The machine is noninvasive and can be applied in minutes.

“It allows the patient to relax and for their normal physiological responses to aid in their problem. This machine gives a constant flow of pressure and it forces the air into their lungs, even as they’re breathing,” Clark said. “It decreases their workload to breathe. It decreases their heart rate, their blood pressure and their respiratory rate.”

Clark said the C-PAP machines will help avoid side effects patients may experience because they must be sedated before a breathing tube is applied.

“If we sedate them, you have complications, you have issues,” he said.

The C-PAPs are portable and will be available for patients needing breathing treatments at their residences.

They cost $1,200 each.

A grant from the Emergency Medical Services Institute paid for one of Elizabeth Township Area’s units.

Mortgage Smart, a company in Buena Vista, paid for another.

Dell said the ambulance service is asking businesses and community organizations to send in donations to help offset the cost for the machines.

He said the ambulance service must also replace breathing masks each time the units are used.

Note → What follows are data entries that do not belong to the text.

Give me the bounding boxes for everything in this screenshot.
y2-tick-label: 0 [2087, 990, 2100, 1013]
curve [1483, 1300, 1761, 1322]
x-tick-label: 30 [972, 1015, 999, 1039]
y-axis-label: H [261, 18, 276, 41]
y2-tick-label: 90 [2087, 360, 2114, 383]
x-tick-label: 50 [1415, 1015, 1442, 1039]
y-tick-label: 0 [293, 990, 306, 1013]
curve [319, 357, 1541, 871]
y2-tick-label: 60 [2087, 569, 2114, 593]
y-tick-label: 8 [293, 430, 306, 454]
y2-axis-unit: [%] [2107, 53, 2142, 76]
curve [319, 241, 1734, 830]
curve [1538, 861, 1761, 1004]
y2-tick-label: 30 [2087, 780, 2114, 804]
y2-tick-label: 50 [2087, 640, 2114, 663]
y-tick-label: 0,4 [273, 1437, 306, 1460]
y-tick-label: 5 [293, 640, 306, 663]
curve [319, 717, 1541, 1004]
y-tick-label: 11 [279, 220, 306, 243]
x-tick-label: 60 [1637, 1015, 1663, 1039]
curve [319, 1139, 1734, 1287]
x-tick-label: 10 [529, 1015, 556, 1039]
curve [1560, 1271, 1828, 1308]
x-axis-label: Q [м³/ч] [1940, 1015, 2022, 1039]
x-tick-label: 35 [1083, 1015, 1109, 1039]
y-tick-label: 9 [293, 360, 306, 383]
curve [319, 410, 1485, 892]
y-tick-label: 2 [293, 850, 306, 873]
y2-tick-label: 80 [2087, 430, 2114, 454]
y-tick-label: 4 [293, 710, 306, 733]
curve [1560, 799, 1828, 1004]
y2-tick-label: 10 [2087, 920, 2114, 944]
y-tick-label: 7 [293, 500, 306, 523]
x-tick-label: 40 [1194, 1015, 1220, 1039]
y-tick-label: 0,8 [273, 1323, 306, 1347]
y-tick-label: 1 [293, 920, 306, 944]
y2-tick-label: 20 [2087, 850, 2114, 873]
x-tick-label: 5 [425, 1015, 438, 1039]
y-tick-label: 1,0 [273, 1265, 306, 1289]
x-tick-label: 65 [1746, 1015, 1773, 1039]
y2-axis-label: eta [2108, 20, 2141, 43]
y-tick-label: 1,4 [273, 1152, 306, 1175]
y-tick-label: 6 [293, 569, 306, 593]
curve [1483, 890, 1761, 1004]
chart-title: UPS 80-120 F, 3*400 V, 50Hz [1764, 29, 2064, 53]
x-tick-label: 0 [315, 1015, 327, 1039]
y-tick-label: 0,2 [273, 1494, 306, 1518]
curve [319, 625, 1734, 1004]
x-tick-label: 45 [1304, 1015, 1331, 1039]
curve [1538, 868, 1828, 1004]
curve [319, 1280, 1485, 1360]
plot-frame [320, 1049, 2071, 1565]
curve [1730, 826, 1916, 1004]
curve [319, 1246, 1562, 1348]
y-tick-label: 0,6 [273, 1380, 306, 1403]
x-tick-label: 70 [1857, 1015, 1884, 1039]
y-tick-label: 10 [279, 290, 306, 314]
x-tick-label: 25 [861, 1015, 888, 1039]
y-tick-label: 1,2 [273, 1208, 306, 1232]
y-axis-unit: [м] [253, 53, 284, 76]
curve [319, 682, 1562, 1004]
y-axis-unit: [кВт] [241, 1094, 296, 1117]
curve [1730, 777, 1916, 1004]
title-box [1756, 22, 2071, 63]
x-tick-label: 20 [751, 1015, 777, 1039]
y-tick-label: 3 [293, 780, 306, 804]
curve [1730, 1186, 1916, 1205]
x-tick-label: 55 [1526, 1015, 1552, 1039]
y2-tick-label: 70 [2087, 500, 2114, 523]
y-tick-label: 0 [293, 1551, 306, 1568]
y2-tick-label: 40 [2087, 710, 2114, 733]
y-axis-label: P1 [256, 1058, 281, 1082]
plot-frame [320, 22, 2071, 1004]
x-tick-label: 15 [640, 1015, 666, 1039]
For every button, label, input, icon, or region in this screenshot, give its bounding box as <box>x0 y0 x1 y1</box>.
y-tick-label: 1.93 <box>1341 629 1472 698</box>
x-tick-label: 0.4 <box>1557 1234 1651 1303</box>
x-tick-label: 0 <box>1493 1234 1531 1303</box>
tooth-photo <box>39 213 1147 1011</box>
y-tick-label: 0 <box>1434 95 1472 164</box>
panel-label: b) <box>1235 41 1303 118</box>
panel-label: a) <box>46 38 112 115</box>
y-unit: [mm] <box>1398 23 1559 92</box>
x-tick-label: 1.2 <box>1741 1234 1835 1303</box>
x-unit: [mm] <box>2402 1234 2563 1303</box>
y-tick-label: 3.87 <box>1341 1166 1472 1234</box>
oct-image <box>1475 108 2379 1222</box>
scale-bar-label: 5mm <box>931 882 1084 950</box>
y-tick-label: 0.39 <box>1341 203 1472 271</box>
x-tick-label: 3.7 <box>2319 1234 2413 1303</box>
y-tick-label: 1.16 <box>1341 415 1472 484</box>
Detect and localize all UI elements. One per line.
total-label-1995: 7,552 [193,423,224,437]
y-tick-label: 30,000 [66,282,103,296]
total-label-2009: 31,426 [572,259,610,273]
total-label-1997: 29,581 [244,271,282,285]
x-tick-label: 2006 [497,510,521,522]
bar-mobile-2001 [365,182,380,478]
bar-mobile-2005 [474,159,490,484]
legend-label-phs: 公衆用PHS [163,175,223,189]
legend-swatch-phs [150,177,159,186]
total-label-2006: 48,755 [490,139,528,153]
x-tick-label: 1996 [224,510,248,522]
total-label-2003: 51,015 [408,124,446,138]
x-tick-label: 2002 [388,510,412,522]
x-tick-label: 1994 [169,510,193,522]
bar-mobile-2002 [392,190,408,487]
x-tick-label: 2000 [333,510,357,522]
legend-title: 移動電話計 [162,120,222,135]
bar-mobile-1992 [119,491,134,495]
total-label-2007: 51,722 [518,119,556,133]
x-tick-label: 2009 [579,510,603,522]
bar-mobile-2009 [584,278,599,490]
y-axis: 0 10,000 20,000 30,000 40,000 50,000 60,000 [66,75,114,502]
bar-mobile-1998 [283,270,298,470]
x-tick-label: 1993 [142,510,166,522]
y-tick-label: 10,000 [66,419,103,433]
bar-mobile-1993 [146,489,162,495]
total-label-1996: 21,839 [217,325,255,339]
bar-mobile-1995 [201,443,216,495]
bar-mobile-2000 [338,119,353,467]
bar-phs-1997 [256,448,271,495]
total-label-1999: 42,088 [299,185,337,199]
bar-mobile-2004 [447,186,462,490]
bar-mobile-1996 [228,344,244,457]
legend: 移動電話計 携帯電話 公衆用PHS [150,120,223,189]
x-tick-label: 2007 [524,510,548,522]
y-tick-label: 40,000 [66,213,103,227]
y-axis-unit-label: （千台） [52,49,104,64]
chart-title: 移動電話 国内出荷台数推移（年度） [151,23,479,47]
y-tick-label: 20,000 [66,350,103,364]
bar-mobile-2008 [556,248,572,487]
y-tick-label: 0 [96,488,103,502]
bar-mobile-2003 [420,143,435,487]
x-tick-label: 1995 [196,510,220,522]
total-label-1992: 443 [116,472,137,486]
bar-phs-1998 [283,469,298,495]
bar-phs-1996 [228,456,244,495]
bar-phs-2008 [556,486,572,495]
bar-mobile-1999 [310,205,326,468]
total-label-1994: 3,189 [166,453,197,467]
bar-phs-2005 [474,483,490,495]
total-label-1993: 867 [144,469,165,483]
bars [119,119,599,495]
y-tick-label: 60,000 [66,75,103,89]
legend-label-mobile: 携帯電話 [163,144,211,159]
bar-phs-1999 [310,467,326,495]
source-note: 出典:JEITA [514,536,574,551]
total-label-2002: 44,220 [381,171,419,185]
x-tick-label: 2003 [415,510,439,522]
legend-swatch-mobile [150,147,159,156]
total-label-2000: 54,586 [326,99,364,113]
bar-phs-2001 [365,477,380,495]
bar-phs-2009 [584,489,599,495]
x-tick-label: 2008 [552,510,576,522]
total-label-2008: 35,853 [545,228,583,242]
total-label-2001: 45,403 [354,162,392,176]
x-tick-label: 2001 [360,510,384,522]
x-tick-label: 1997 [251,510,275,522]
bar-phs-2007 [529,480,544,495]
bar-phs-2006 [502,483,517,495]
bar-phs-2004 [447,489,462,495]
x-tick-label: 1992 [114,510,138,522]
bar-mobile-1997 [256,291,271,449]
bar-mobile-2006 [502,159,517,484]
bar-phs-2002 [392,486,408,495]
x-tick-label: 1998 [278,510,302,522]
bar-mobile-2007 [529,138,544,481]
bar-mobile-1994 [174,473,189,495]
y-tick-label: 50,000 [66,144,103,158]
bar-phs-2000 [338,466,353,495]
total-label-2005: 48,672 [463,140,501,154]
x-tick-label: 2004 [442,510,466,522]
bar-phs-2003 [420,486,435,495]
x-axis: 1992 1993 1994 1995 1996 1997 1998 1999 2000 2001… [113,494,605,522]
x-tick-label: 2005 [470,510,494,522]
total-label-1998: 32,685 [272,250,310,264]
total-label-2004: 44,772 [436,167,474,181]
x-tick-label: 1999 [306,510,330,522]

The masks cost $36 each, Dell said.

The director said Elizabeth Area Ambulance will be one of few services in the region using C-PAPs.

Dell said Elizabeth Area Ambulance employees will soon visit the Wiser Institute at the University of Pittsburgh Medical Center to receive training involving treatment of respiratory problems.

“Because breathing emergencies are such a big deal, over the next three months, all of our paramedics will be receiving an eight-hour, intense hands-on course on advanced pre-hospital management. It will involve this machine, too,” Dell said.